Much early archaeological research in Ontario focused on the development of indigenous lifeways into their manifestations recorded during early European colonization. When we push these observations back in time to the archaeological context, however, we run the risk of missing the nuance in local traditions that were erased by the arrival of colonizers and the subsequent social and political disruption. Archaeology can also only begin to allude to how these groups self-identified—and who knows, we may be erroneously attaching ethnolinguistic affiliation to Western Basin groups based on how we categorize ceramic styles or subsistence patterns. Identity may have been complex in a borderland context, like in southwestern Ontario where there was a lot of interaction, and probably influenced food production practices too.

 

How does your research, both in the field and at Dumbarton Oaks, further challenge the dichotomy?

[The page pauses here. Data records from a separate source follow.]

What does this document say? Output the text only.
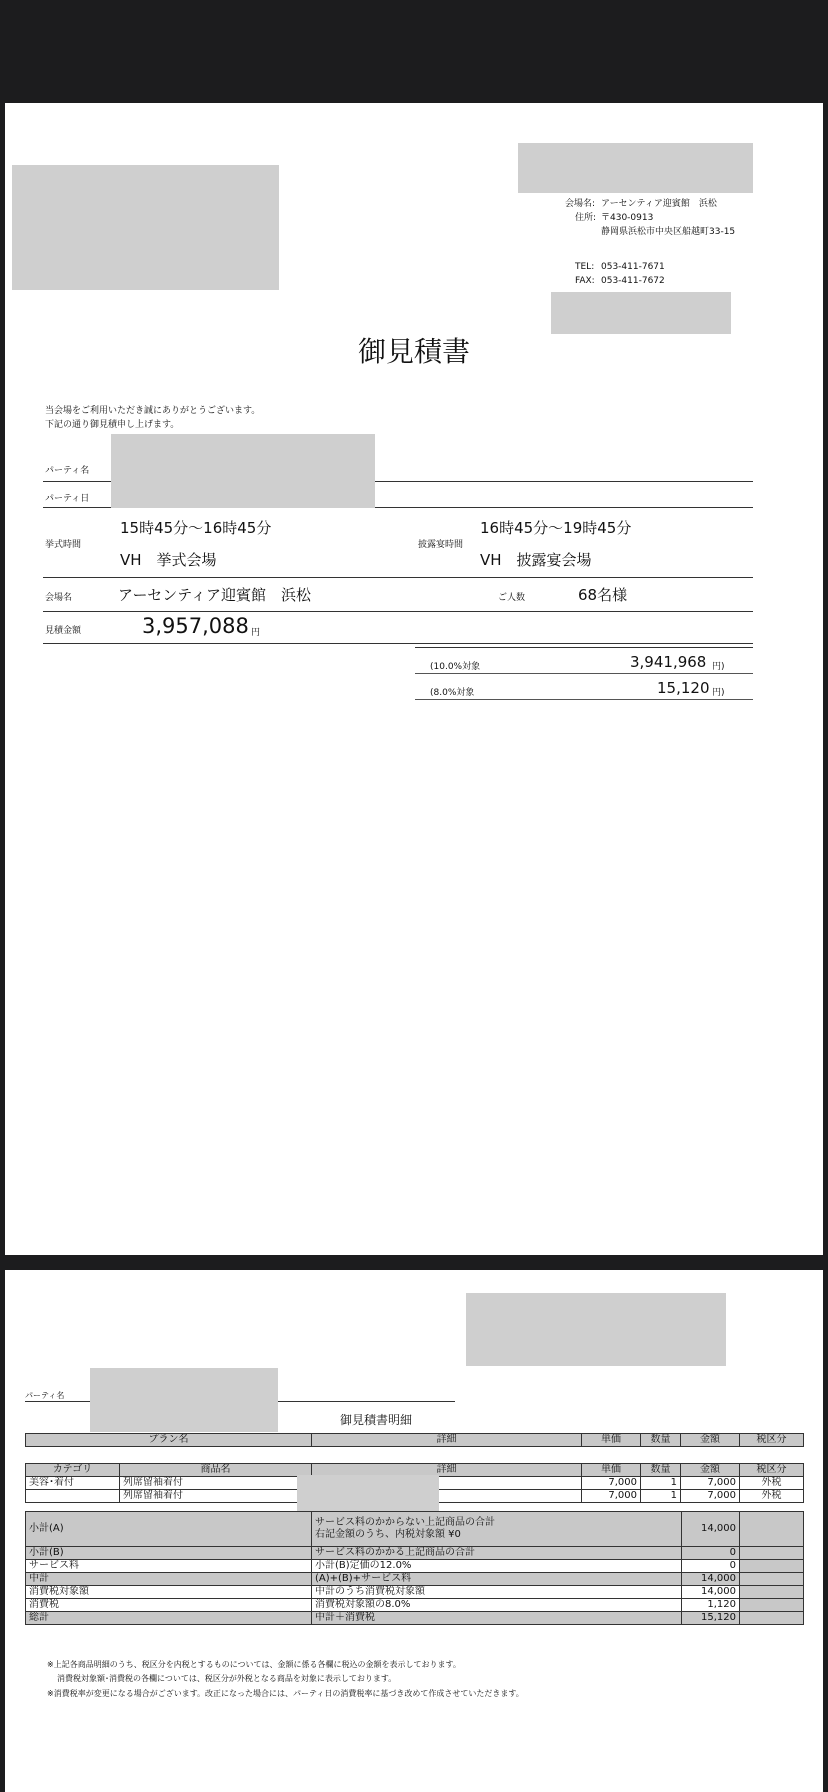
会場名: アーセンティア迎賓館　浜松
住所: 〒430-0913
静岡県浜松市中央区船越町33-15
TEL: 053-411-7671
FAX: 053-411-7672
御見積書
当会場をご利用いただき誠にありがとうございます。
下記の通り御見積申し上げます。
パーティ名
パーティ日
15時45分～16時45分
挙式時間
VH　挙式会場
16時45分～19時45分
披露宴時間
VH　披露宴会場
会場名	アーセンティア迎賓館　浜松	ご人数	68名様
見積金額	3,957,088 円
(10.0%対象	3,941,968 円)
(8.0%対象	15,120 円)
パーティ名
御見積書明細
プラン名	詳細	単価	数量	金額	税区分
カテゴリ	商品名	詳細	単価	数量	金額	税区分
美容･着付	列席留袖着付		7,000	1	7,000	外税
	列席留袖着付		7,000	1	7,000	外税
小計(A)	サービス料のかからない上記商品の合計
右記金額のうち、内税対象額 ¥0	14,000	
小計(B)	サービス料のかかる上記商品の合計	0	
サービス料	小計(B)定価の12.0%	0	
中計	(A)+(B)+サービス料	14,000	
消費税対象額	中計のうち消費税対象額	14,000	
消費税	消費税対象額の8.0%	1,120	
総計	中計＋消費税	15,120	
※上記各商品明細のうち、税区分を内税とするものについては、金額に係る各欄に税込の金額を表示しております。
消費税対象額･消費税の各欄については、税区分が外税となる商品を対象に表示しております。
※消費税率が変更になる場合がございます。改正になった場合には、パーティ日の消費税率に基づき改めて作成させていただきます。
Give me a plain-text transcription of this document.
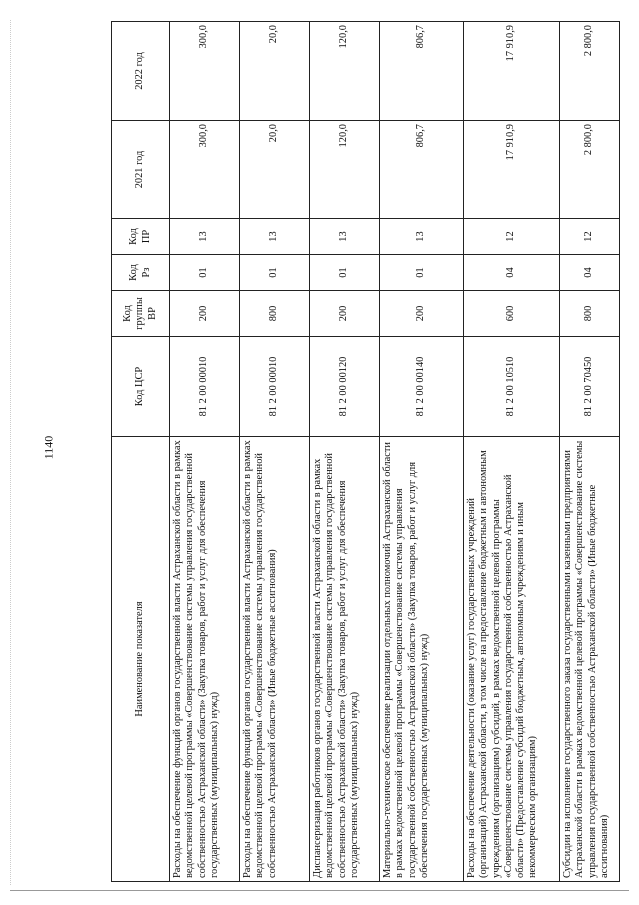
1140
Наименование показателя	Код ЦСР	Код группы ВР	Код Рз	Код ПР	2021 год	2022 год
Расходы на обеспечение функций органов государственной власти Астраханской области в рамках ведомственной целевой программы «Совершенствование системы управления государственной собственностью Астраханской области» (Закупка товаров, работ и услуг для обеспечения государственных (муниципальных) нужд)	81 2 00 00010	200	01	13	300,0	300,0
Расходы на обеспечение функций органов государственной власти Астраханской области в рамках ведомственной целевой программы «Совершенствование системы управления государственной собственностью Астраханской области» (Иные бюджетные ассигнования)	81 2 00 00010	800	01	13	20,0	20,0
Диспансеризация работников органов государственной власти Астраханской области в рамках ведомственной целевой программы «Совершенствование системы управления государственной собственностью Астраханской области» (Закупка товаров, работ и услуг для обеспечения государственных (муниципальных) нужд)	81 2 00 00120	200	01	13	120,0	120,0
Материально-техническое обеспечение реализации отдельных полномочий Астраханской области в рамках ведомственной целевой программы «Совершенствование системы управления государственной собственностью Астраханской области» (Закупка товаров, работ и услуг для обеспечения государственных (муниципальных) нужд)	81 2 00 00140	200	01	13	806,7	806,7
Расходы на обеспечение деятельности (оказание услуг) государственных учреждений (организаций) Астраханской области, в том числе на предоставление бюджетным и автономным учреждениям (организациям) субсидий, в рамках ведомственной целевой программы «Совершенствование системы управления государственной собственностью Астраханской области» (Предоставление субсидий бюджетным, автономным учреждениям и иным некоммерческим организациям)	81 2 00 10510	600	04	12	17 910,9	17 910,9
Субсидии на исполнение государственного заказа государственными казенными предприятиями Астраханской области в рамках ведомственной целевой программы «Совершенствование системы управления государственной собственностью Астраханской области» (Иные бюджетные ассигнования)	81 2 00 70450	800	04	12	2 800,0	2 800,0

As a paleoethnobotanist, I identify seeds and plant remains from hearths, refuse pits, and storage pits using microscopy, and look for plant residues on ceramic vessels and food processing tools. The aim is to look at what people were eating and using for technological purposes, as well as the other plants in the environment. From the large quantity of maize recovered at a cluster of Western Basin sites near Arkona, Ontario, I argue these communities were certainly growing their own, rather than acquiring it through trade with neighboring Iroquoians. They were clearly undertaking large landscape management and construction efforts based on the diversity of early successional species present at these sites. Also, we see less nut consumption, which is very common in contexts where food production activities were intensifying.

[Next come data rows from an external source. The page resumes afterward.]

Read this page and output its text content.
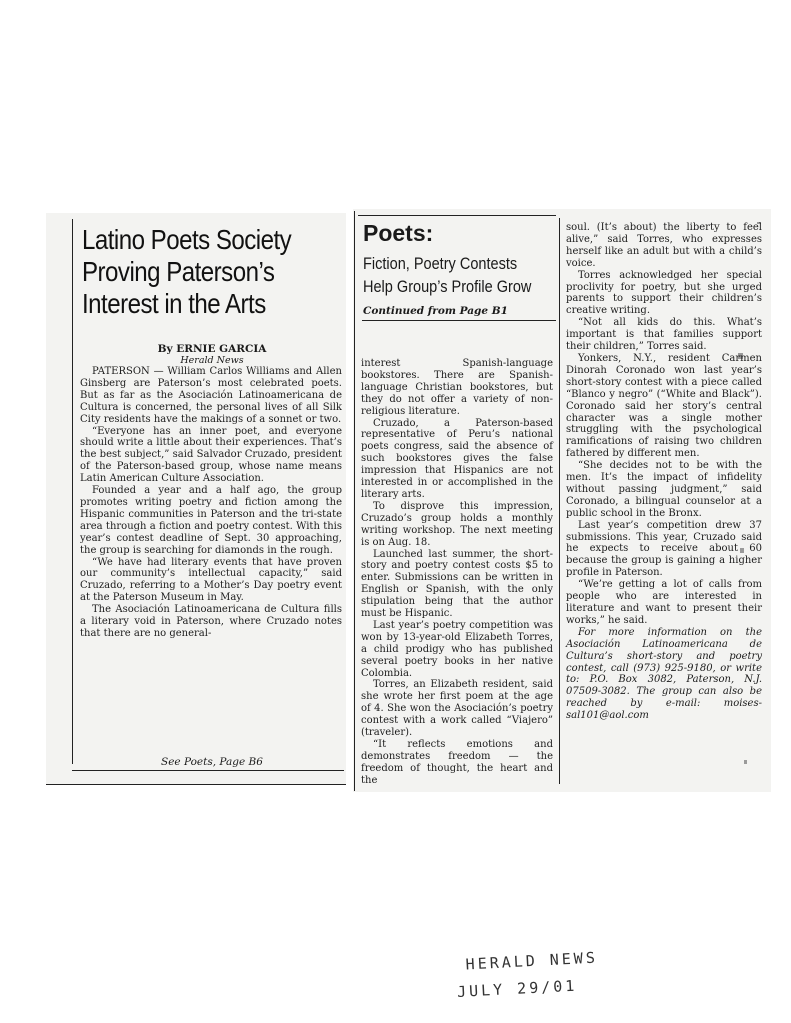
Latino Poets Society
Proving Paterson’s
Interest in the Arts
By ERNIE GARCIA
Herald News

PATERSON — William Carlos Williams and Allen Ginsberg are Paterson’s most celebrated poets. But as far as the Asociación Latinoamericana de Cultura is concerned, the personal lives of all Silk City residents have the makings of a sonnet or two.

“Everyone has an inner poet, and everyone should write a little about their experiences. That’s the best subject,” said Salvador Cruzado, president of the Paterson-based group, whose name means Latin American Culture Association.

Founded a year and a half ago, the group promotes writing poetry and fiction among the Hispanic communities in Paterson and the tri-state area through a fiction and poetry contest. With this year’s contest deadline of Sept. 30 approaching, the group is searching for diamonds in the rough.

“We have had literary events that have proven our community’s intellectual capacity,” said Cruzado, referring to a Mother’s Day poetry event at the Paterson Museum in May.

The Asociación Latinoamericana de Cultura fills a literary void in Paterson, where Cruzado notes that there are no general-

See Poets, Page B6
Poets:
Fiction, Poetry Contests
Help Group’s Profile Grow
Continued from Page B1

interest Spanish-language bookstores. There are Spanish-language Christian bookstores, but they do not offer a variety of non-religious literature.

Cruzado, a Paterson-based representative of Peru’s national poets congress, said the absence of such bookstores gives the false impression that Hispanics are not interested in or accomplished in the literary arts.

To disprove this impression, Cruzado’s group holds a monthly writing workshop. The next meeting is on Aug. 18.

Launched last summer, the short-story and poetry contest costs $5 to enter. Submissions can be written in English or Spanish, with the only stipulation being that the author must be Hispanic.

Last year’s poetry competition was won by 13-year-old Elizabeth Torres, a child prodigy who has published several poetry books in her native Colombia.

Torres, an Elizabeth resident, said she wrote her first poem at the age of 4. She won the Asociación’s poetry contest with a work called “Viajero” (traveler).

“It reflects emotions and demonstrates freedom — the freedom of thought, the heart and the

soul. (It’s about) the liberty to feel alive,” said Torres, who expresses herself like an adult but with a child’s voice.

Torres acknowledged her special proclivity for poetry, but she urged parents to support their children’s creative writing.

“Not all kids do this. What’s important is that families support their children,” Torres said.

Yonkers, N.Y., resident Carmen Dinorah Coronado won last year’s short-story contest with a piece called “Blanco y negro” (“White and Black”). Coronado said her story’s central character was a single mother struggling with the psychological ramifications of raising two children fathered by different men.

“She decides not to be with the men. It’s the impact of infidelity without passing judgment,” said Coronado, a bilingual counselor at a public school in the Bronx.

Last year’s competition drew 37 submissions. This year, Cruzado said he expects to receive about 60 because the group is gaining a higher profile in Paterson.

“We’re getting a lot of calls from people who are interested in literature and want to present their works,” he said.

For more information on the Asociación Latinoamericana de Cultura’s short-story and poetry contest, call (973) 925-9180, or write to: P.O. Box 3082, Paterson, N.J. 07509-3082. The group can also be reached by e-mail: moises-sal101@aol.com

HERALD NEWS
JULY 29/01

My findings, coupled with settlement data, make me question just how mobile these groups in Arkona really were. Despite partaking in hunting and gathering, they were tied to this specific location for a large portion of the year. I conceptualize the landscape management and construction required to clear land for their palisaded longhouse villages, as well as the maize fields they are clearing, planting, tending, and harvesting, as placemaking endeavors. These activities not only reflect their connection to this locale, but also in a way embody their particular worldview—the plant remains I identify being a reflection of their social and economic practice. 

Here at Dumbarton Oaks, I have had greater access to resources by scholars from Michigan and Ohio working on similar questions, and to some rarer early archaeological materials. I have also engaged in very stimulating theoretical dialogue on how plants and landscape interact with the built environment with other Garden and Landscape fellows, like Annette Giesecke and Zeynep Kezer.

 

Why is it important to highlight indigenous land management?

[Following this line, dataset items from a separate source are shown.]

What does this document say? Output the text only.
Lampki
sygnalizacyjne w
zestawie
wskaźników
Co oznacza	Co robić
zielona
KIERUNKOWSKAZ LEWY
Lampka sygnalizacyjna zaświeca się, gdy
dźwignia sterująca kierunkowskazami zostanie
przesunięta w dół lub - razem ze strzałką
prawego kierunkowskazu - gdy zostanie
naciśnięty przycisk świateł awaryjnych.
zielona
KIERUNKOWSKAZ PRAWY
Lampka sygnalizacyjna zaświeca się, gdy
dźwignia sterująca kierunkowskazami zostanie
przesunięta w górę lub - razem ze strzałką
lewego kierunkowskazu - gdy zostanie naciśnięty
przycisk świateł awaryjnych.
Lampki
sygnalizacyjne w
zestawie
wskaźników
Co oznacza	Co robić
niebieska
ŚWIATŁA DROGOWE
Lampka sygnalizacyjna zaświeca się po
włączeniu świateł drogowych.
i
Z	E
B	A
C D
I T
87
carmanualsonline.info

To me, “land management” includes clearing land and harvesting trees to build longhouses or create fields, and the changing diversity of species present around communities. Land management can also entail encouraging or transplanting species. Of course, it also includes the cultivation of crops. Historically, the “Ecological Indian” stereotype—that indigenous people were living lightly on the land—and the notion that the potential of the American landscape was underachieved contributed to the denial of land rights at the time of colonization. I hope my work can help illuminate the millennia of intensive management by indigenous groups occupying southwestern Ontario and facilitate positive discussion in future land claims.